Friday, October 19, 2007

Sports Agency on the other side of the Pond

Marc Edelman recently posted on the subject of Sports Agencies representing both Players and Ownership. Conflict-of-Interest or Common Sense? Mark asked. The same question is pretty much on the European agenda at the moment. The new FIFA Players' Agents Regulations are currently being discussed by sports regulating bodies and even the EU has taken an interest in the issue.

General perception is most soccer deals in Europe are made in the following manner: an Agent is approached by, or approaches a, club regarding an offer for a player and his prospective transfer. Somewhere along the line, club and agent discuss payments to be made to player (salaries, bonuses, etc.) as well as payments to be made to agent (commissions, fees or other). In the end, the player seldom pays anything to his agent and clubs pick up the tab for the representational work undertaken by the agent on behalf of his client. In fact, I don’t think most players would react well to an agent presenting an invoice for his services, which is testimony to the current state of affairs and to the amount of work to be done in terms of avoiding conflict of interest.

1. Illegal Payments and Dual Representation
FIFA Players’ Agents Regulations (which are superseded by National Law on the subject but are basically accepted by Football Associations all over and can be regarded as the legal framework when dealing with agency issues, hereinafter the “Regulations”) set forth that "[t]he contract shall explicitly mention who is responsible for paying the players' agent's fee, the type of fee and the prerequisite terms for the payment of the fee" (article 12.3). In addition, the Regulations establish that “[o]nly the client engaging the services of the players' agent, and no other party, may remunerate him” (article 12.4).

The foregoing provisions do not preclude agents from being engaged and remunerated by clubs. In fact, article 11.4 of the Regulations clearly states that an agent has the right “to take care of the interests of any club which requests him to do so”. In this case, the agent “shall be remunerated for his services by payment of a lump sum that has been agreed upon in advance”, as per Article 12.9 of the Regulations.

A holistic interpretation of both articles 11 and 12 necessarily concludes that agents must be remunerated by the party they are representing while they must represent only one party in any given deal. However, available evidence suggests this is hardly the practice amongst European licensed agents. Illegal payments (known as Bungs in the UK) and dual representation threaten to become established traits in the trade. Ian Blackshaw, a distinguished law professor, reports that an investigation into the bung allegations commissioned by the FA Premier League in 2006 and lead by Lord Stevens undertook the review of all 320 Premier League transfers that had taken place since January 2004. Lord Stevens identified 39 transfers as requiring further investigation, while one unnamed football manager submitted that the figure should be multiplied 4 or 5 times.

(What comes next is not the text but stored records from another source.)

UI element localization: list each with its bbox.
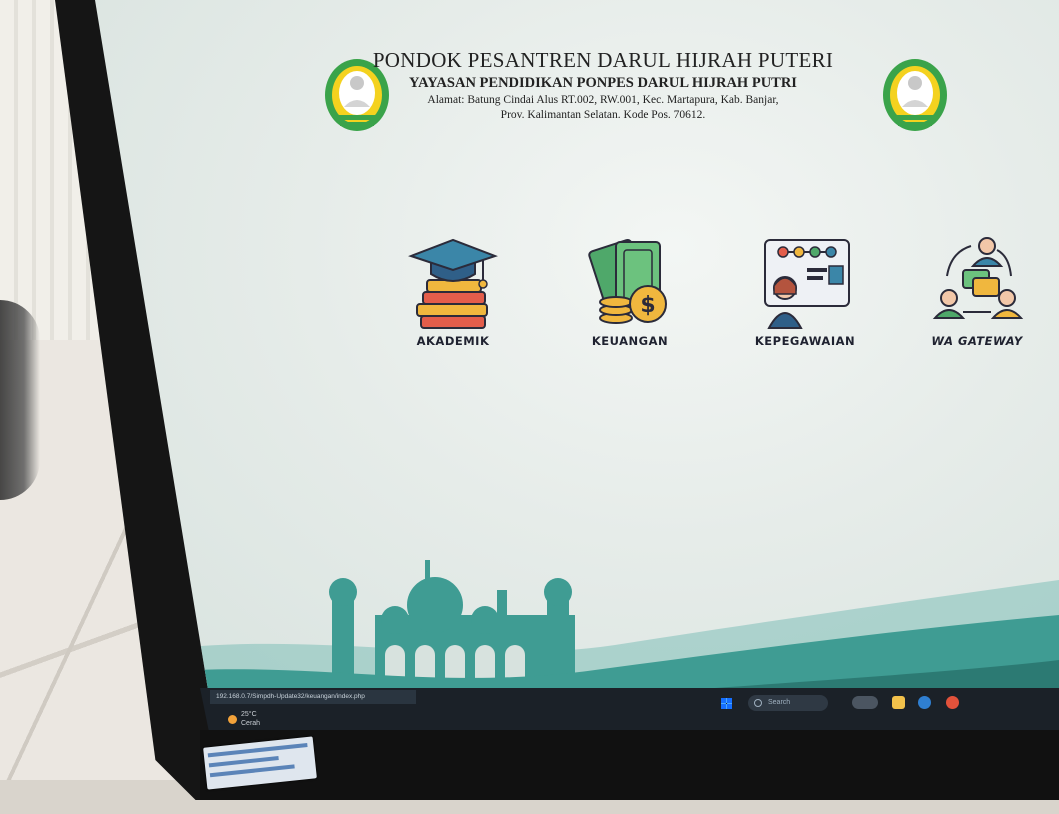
menu-wa-gateway-label: WA GATEWAY: [931, 334, 1023, 348]
background-shadow: [0, 300, 40, 500]
taskbar-app-widget-icon[interactable]: [852, 696, 878, 709]
mosque-landscape: [95, 560, 1059, 706]
svg-text:$: $: [640, 293, 655, 318]
weather-temp: 25°C: [241, 711, 257, 718]
menu-keuangan[interactable]: $ KEUANGAN: [565, 232, 695, 348]
taskbar-search[interactable]: Search: [748, 695, 828, 711]
monitor-bezel: [200, 730, 1059, 800]
institution-title: PONDOK PESANTREN DARUL HIJRAH PUTERI: [372, 48, 834, 72]
address-line-2: Prov. Kalimantan Selatan. Kode Pos. 7061…: [500, 109, 706, 121]
chrome-browser-icon[interactable]: [946, 696, 959, 709]
graduation-books-icon: [408, 238, 498, 329]
chat-network-icon: [932, 237, 1024, 319]
menu-kepegawaian[interactable]: KEPEGAWAIAN: [740, 232, 870, 348]
money-coins-icon: $: [588, 238, 667, 324]
sun-icon: [228, 714, 237, 724]
menu-akademik-label: AKADEMIK: [416, 334, 490, 348]
foundation-subtitle: YAYASAN PENDIDIKAN PONPES DARUL HIJRAH P…: [409, 75, 797, 91]
status-url: 192.168.0.7/Simpdh-Update32/keuangan/ind…: [210, 690, 416, 704]
windows-start-icon[interactable]: [721, 698, 732, 709]
search-icon: [754, 699, 762, 707]
weather-desc: Cerah: [241, 720, 261, 727]
menu-wa-gateway[interactable]: WA GATEWAY: [912, 232, 1042, 348]
employee-profile-icon: [764, 239, 850, 329]
edge-browser-icon[interactable]: [918, 696, 931, 709]
weather-widget[interactable]: 25°C Cerah: [228, 710, 260, 728]
menu-kepegawaian-label: KEPEGAWAIAN: [754, 334, 856, 348]
file-explorer-icon[interactable]: [892, 696, 905, 709]
search-placeholder: Search: [768, 699, 791, 706]
page-header: PONDOK PESANTREN DARUL HIJRAH PUTERI YAY…: [323, 48, 883, 122]
menu-akademik[interactable]: AKADEMIK: [388, 232, 518, 348]
address-line-1: Alamat: Batung Cindai Alus RT.002, RW.00…: [427, 94, 779, 106]
school-logo-right-icon: [883, 59, 947, 131]
menu-keuangan-label: KEUANGAN: [591, 334, 669, 348]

The FA has been very reactive to the troubles of agency and a transfer clearing-house has been put in place, requiring clubs to submit a declaration of payments form, provided by the FA, to the Registrations departments along with the player's contract, registration form and, where necessary, transfer form. In turn the transfer funds must be forwarded to the Finance department where they are then checked and cleared to the authorized banks and only after this process can the registration be finalized. Other Associations have taken no such measures and we can only guess that Lord Stevens would have had a lot more work had he looked into transfers all over Europe.
Let's take the example with which I started this post. That same agent has two offers for his player: club A has submitted a proposal of USD 500.000 and an agent fee of USD 100.000. Club B on the other hand, is offering the player USD 350.000 whereas the agent gets USD 150.000. Guess who will end up securing the player’s signature? This may be a touch to simplistic, but it illustrates the bottom-line.

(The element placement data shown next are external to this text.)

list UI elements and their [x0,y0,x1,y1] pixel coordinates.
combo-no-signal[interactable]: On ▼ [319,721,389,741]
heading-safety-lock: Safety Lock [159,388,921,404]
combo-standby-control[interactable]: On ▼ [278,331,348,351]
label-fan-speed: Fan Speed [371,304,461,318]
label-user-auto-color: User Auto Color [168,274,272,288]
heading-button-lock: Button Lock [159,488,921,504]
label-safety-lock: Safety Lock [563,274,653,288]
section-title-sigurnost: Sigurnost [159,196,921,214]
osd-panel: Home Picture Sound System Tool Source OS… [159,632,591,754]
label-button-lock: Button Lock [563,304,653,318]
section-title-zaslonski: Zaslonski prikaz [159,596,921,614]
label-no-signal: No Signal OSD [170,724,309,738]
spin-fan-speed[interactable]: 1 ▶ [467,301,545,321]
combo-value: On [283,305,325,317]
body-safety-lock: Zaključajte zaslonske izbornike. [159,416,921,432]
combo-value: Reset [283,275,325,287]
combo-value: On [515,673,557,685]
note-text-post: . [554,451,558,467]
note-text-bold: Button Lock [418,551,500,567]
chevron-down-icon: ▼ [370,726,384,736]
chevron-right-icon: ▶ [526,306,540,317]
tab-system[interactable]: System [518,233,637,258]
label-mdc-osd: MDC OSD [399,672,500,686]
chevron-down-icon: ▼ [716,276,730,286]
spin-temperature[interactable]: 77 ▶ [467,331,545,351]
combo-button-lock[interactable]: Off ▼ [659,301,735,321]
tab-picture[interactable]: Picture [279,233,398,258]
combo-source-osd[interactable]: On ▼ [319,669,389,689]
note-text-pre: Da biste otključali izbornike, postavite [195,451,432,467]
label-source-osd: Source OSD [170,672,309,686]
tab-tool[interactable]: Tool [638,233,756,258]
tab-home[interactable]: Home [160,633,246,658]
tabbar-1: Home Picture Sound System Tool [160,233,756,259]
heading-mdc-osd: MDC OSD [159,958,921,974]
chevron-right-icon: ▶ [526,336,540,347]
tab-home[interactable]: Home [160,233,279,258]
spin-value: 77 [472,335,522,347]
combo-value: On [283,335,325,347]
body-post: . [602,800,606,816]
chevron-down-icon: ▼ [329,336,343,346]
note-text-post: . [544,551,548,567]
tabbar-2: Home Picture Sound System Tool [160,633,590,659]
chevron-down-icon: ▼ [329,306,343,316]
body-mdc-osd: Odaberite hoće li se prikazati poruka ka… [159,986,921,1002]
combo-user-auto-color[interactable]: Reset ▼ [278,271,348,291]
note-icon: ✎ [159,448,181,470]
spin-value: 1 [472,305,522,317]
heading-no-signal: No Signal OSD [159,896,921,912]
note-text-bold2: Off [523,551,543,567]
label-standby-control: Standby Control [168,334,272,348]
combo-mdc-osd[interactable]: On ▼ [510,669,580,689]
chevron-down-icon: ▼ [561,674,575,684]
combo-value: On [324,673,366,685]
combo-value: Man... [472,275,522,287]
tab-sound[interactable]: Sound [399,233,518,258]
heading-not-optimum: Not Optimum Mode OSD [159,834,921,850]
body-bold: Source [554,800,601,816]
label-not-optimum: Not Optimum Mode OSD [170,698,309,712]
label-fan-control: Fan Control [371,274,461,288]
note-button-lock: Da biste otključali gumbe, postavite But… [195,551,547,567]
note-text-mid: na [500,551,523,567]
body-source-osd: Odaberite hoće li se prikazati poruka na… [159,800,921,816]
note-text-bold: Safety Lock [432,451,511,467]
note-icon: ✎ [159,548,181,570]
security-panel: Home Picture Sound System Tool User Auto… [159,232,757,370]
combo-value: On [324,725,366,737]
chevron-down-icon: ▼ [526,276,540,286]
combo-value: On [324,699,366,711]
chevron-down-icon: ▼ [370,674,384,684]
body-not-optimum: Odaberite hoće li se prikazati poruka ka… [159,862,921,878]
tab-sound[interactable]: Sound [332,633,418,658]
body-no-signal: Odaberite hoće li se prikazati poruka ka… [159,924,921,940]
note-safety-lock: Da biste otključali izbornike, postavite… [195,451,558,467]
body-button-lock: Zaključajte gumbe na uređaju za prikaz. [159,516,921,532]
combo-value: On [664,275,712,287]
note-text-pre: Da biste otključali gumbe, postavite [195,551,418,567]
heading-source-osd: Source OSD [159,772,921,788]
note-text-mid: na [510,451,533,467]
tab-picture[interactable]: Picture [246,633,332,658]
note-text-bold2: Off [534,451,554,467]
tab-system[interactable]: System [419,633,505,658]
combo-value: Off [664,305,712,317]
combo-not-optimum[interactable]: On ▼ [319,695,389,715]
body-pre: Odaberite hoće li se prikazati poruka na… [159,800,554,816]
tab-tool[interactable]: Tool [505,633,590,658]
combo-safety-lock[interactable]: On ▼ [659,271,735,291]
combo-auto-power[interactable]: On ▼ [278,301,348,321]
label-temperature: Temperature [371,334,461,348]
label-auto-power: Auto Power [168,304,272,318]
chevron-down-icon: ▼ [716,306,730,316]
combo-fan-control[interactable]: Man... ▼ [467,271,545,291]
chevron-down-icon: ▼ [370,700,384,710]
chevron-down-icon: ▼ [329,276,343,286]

2. Cross Ownership and Conflict of Interest

Globalization has changed the face of Soccer, and in no other area is this more apparent than in ownership of players’ transfer rights. 20 years ago players’ transfer rights were the clubs exclusive property. With much more significant amounts of money coming into the sport, and with many clubs struggling to balance their accounting sheets, we’ve reached a point where clubs, individuals and funds are owners of players’ transfer rights. Nowadays, a club wishing to engage the services of a player is likely to have to negotiate the transfer with an investment fund.

This has opened up the door for obscure situations. Club managers, directors and agents are sometimes the people behind these funds. Again, how can club managers be expected to act in the club’s interest if they have a personal stake in a deal? How can an agent faithfully represent the interests of a player when his own personal interest in on the table?

Current Regulations are silent on this matter but the word is the new draft Regulations will contain provisions specifically addressing the issue. But there is no point in having legal provision if there is no monitoring of compliance.

Control seems to be the ominous solution. People need to go on record as to their status in any given transfer and cannot be afforded the chance to represent themselves and third parties at the same time. It all sounds a bit draconian. But can anyone truly disagree with the assumptions and suggested solutions?